As so often, the things that we’re told are ‘bad’ actually make us happy, while the things that we’re supposed believe to be good actually make us sad.

Sexual freedom, for example, makes people depressed much of the time, especially adolescent girls, judged cruelly by their ability to attract the opposite sex. A money-obsessed culture, with its intense competition, stress and inequality, also causes us to be miserable, although few Conservatives acknowledge this except for Jesse Norman. Ethnic diversity we know makes people unhappy because they vote with their feet. Likewise sexual equality, or at least sexual equality that refuses to acknowledge the biological reality of sex; and I can’t imagine the idea of ‘microaggressions’, in which people are encouraged to see slights in every experience, is very good for one’s mental health.

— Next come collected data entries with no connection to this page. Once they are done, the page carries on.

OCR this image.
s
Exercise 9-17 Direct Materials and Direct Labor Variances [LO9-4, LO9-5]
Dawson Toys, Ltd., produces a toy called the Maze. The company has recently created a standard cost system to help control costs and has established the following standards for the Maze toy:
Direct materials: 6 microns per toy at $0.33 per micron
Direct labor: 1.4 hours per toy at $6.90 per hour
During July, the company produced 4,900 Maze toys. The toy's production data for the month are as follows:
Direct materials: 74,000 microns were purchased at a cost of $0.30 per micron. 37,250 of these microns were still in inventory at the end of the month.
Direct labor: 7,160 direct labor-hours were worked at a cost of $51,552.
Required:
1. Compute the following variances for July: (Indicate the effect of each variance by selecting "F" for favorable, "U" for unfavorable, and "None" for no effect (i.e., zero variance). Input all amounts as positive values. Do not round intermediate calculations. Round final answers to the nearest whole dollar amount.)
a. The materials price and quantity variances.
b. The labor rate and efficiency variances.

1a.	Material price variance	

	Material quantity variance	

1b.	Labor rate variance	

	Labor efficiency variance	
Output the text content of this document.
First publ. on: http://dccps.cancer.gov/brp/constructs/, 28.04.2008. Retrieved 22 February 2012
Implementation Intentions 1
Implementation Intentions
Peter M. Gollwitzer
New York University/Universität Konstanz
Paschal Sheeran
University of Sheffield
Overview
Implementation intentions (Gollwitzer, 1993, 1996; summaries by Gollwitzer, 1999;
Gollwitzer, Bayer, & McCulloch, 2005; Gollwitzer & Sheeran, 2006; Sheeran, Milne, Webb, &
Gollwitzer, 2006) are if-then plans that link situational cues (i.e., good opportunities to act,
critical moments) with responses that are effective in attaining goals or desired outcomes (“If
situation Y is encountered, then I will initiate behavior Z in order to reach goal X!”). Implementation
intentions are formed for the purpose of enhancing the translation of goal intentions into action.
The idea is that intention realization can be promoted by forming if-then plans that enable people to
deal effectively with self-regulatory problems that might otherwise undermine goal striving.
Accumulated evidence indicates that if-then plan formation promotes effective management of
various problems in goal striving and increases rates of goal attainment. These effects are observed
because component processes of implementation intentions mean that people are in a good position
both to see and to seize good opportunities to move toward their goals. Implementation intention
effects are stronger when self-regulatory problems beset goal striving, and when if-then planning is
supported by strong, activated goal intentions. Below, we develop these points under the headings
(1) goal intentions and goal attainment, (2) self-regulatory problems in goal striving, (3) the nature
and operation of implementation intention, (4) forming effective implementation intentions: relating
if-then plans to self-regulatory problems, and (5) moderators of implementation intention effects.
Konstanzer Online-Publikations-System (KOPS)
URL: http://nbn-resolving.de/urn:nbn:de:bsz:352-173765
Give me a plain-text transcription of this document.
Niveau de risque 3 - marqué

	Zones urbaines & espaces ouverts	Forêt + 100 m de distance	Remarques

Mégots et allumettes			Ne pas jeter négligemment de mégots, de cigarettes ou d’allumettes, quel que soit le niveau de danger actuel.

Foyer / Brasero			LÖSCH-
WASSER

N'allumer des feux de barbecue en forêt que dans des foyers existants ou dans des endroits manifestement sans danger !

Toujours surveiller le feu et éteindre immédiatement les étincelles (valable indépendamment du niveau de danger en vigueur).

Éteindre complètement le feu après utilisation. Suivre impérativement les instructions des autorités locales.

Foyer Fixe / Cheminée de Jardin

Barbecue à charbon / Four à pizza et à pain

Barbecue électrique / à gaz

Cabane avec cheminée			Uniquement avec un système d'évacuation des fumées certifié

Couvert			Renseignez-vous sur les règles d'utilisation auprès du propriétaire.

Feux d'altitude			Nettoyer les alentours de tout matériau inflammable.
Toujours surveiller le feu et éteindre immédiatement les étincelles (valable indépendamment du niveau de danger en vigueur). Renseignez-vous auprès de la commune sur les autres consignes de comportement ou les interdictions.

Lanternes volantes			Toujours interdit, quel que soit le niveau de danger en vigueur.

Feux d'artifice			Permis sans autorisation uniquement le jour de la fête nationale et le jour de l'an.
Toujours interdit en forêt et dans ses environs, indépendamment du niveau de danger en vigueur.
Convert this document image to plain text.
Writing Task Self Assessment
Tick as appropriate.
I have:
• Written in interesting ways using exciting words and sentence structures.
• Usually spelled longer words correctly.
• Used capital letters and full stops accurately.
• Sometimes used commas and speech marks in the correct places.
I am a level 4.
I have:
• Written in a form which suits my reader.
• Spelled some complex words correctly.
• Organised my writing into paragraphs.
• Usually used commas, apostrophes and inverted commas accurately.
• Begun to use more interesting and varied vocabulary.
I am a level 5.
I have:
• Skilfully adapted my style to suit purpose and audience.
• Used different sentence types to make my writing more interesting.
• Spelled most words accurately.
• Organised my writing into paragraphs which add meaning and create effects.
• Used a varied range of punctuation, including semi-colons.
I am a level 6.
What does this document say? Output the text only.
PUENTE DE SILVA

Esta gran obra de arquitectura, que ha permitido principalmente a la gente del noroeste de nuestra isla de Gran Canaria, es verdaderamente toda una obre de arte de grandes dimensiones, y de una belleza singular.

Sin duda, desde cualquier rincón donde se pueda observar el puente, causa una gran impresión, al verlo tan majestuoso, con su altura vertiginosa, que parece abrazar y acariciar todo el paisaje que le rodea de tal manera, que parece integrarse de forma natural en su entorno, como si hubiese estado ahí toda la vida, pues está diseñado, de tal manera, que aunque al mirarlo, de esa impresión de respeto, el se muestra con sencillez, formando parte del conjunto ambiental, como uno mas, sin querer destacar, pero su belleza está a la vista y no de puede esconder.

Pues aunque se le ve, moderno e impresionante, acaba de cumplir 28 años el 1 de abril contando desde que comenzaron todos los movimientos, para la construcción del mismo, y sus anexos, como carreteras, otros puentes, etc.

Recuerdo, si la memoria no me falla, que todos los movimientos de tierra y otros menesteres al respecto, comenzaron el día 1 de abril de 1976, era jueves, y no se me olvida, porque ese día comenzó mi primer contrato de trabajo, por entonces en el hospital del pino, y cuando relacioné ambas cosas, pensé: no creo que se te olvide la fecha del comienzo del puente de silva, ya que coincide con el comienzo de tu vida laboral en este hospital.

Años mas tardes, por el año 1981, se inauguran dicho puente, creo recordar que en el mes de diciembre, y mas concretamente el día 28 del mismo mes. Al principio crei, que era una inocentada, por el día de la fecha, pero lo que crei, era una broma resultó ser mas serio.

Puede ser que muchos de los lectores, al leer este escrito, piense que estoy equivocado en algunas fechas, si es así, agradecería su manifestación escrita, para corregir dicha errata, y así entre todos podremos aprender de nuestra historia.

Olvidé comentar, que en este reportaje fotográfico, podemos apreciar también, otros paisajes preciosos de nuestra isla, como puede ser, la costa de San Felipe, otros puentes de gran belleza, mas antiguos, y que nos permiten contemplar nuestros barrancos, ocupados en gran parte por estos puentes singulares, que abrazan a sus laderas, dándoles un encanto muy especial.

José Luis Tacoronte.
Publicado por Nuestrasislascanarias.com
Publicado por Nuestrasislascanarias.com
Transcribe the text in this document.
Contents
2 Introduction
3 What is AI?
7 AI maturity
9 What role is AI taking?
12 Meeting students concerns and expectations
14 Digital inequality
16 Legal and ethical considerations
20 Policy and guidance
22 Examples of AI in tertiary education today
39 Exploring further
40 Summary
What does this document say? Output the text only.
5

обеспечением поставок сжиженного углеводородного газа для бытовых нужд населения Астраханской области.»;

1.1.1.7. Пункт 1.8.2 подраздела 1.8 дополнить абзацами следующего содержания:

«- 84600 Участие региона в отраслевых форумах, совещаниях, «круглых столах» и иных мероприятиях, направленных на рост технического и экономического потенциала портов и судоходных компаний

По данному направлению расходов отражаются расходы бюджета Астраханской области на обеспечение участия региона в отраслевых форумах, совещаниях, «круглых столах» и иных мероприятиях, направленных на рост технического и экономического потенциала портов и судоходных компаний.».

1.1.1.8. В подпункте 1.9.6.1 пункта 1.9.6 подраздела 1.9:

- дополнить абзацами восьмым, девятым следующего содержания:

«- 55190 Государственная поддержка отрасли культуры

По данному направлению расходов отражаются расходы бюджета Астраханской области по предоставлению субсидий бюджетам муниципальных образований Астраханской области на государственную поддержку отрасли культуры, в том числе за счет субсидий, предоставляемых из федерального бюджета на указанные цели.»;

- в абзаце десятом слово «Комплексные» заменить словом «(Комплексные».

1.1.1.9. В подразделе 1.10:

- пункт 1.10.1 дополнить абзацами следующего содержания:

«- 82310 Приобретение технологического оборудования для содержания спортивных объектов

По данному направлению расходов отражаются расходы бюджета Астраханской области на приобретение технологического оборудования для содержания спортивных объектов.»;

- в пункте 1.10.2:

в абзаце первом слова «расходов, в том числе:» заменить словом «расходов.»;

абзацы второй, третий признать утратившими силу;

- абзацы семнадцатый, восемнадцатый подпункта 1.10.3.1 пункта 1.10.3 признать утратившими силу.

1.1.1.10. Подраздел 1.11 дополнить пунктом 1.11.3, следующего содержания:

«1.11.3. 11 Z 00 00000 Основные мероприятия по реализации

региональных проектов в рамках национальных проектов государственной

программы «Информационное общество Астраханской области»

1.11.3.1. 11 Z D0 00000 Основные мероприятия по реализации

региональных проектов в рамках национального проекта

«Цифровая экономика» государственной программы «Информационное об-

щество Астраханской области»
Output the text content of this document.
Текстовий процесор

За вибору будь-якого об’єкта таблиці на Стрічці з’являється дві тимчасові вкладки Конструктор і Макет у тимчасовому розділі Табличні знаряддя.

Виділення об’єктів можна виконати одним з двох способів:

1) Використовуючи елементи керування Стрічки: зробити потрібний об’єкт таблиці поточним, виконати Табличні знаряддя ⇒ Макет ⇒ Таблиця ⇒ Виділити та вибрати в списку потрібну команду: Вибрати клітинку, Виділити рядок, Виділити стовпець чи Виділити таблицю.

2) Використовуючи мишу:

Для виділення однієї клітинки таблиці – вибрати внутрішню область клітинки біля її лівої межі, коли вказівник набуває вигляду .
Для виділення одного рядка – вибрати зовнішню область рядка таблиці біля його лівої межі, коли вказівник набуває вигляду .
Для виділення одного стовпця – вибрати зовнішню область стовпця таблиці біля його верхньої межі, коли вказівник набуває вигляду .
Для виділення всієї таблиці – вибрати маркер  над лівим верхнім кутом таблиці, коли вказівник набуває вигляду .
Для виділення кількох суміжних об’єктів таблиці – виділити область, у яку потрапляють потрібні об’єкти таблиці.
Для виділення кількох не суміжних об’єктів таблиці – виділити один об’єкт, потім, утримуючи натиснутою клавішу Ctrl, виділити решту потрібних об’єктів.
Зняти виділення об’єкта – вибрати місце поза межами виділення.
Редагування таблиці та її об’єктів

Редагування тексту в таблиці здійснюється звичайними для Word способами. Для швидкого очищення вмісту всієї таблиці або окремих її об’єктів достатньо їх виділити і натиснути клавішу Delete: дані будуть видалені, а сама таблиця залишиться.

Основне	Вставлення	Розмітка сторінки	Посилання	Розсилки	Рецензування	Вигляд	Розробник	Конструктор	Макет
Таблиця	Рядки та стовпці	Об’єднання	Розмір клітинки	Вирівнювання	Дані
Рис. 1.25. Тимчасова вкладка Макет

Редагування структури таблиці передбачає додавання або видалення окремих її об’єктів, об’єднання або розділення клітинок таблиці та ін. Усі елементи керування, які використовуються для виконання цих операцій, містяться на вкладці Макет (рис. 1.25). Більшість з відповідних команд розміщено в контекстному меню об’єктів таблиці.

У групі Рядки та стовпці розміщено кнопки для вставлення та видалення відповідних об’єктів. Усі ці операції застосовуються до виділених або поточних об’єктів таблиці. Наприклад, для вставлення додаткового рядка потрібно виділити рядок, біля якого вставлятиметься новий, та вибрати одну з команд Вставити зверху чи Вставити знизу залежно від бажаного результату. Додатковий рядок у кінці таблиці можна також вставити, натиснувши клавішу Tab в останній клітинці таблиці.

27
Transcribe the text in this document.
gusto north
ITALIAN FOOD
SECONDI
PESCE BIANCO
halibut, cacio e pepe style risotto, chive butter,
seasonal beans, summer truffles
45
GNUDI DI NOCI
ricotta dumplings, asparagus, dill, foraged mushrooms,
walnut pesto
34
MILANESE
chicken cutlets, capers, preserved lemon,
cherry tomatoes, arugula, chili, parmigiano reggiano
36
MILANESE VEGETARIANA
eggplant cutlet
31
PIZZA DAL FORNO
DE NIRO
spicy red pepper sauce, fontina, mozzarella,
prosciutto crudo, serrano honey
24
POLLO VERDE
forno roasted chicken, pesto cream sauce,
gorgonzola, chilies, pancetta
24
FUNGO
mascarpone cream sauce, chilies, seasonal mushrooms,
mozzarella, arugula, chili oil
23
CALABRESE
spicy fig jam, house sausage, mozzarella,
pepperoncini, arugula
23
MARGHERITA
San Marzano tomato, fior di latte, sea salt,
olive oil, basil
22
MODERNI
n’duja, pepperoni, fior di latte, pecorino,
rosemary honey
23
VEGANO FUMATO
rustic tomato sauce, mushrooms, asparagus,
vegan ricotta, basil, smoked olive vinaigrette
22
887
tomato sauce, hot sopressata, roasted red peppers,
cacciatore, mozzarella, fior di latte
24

There’s a parallel between modern political ideas and modern urban living, which also makes us unhappy a lot of the time because we feel lonely and isolated. That is why rural romanticism will always have an appeal, both on the Left and Right, even when the reality of rural life has historically been awful for the vast majority of people. (I like a good bit of it myself, gazing at a beautiful country scene while on holiday, paid for with money I’ve made by working in a city.)

Cities are good things in themselves; the trick is to combine urban living with aspects of a traditional, more human existence that we feel happy with. The same is true of politics, and the aim of Burkean conservatism is to achieve progressive political ends by building on tradition and emphasising institutions, manners and social trust, rather than utopian ideas that ignore human nature.

That’s my philosophy, at any rate; the equivalent of one of those rural-style gastropubs one finds in nicer parts of London that have their own microbrewery attached.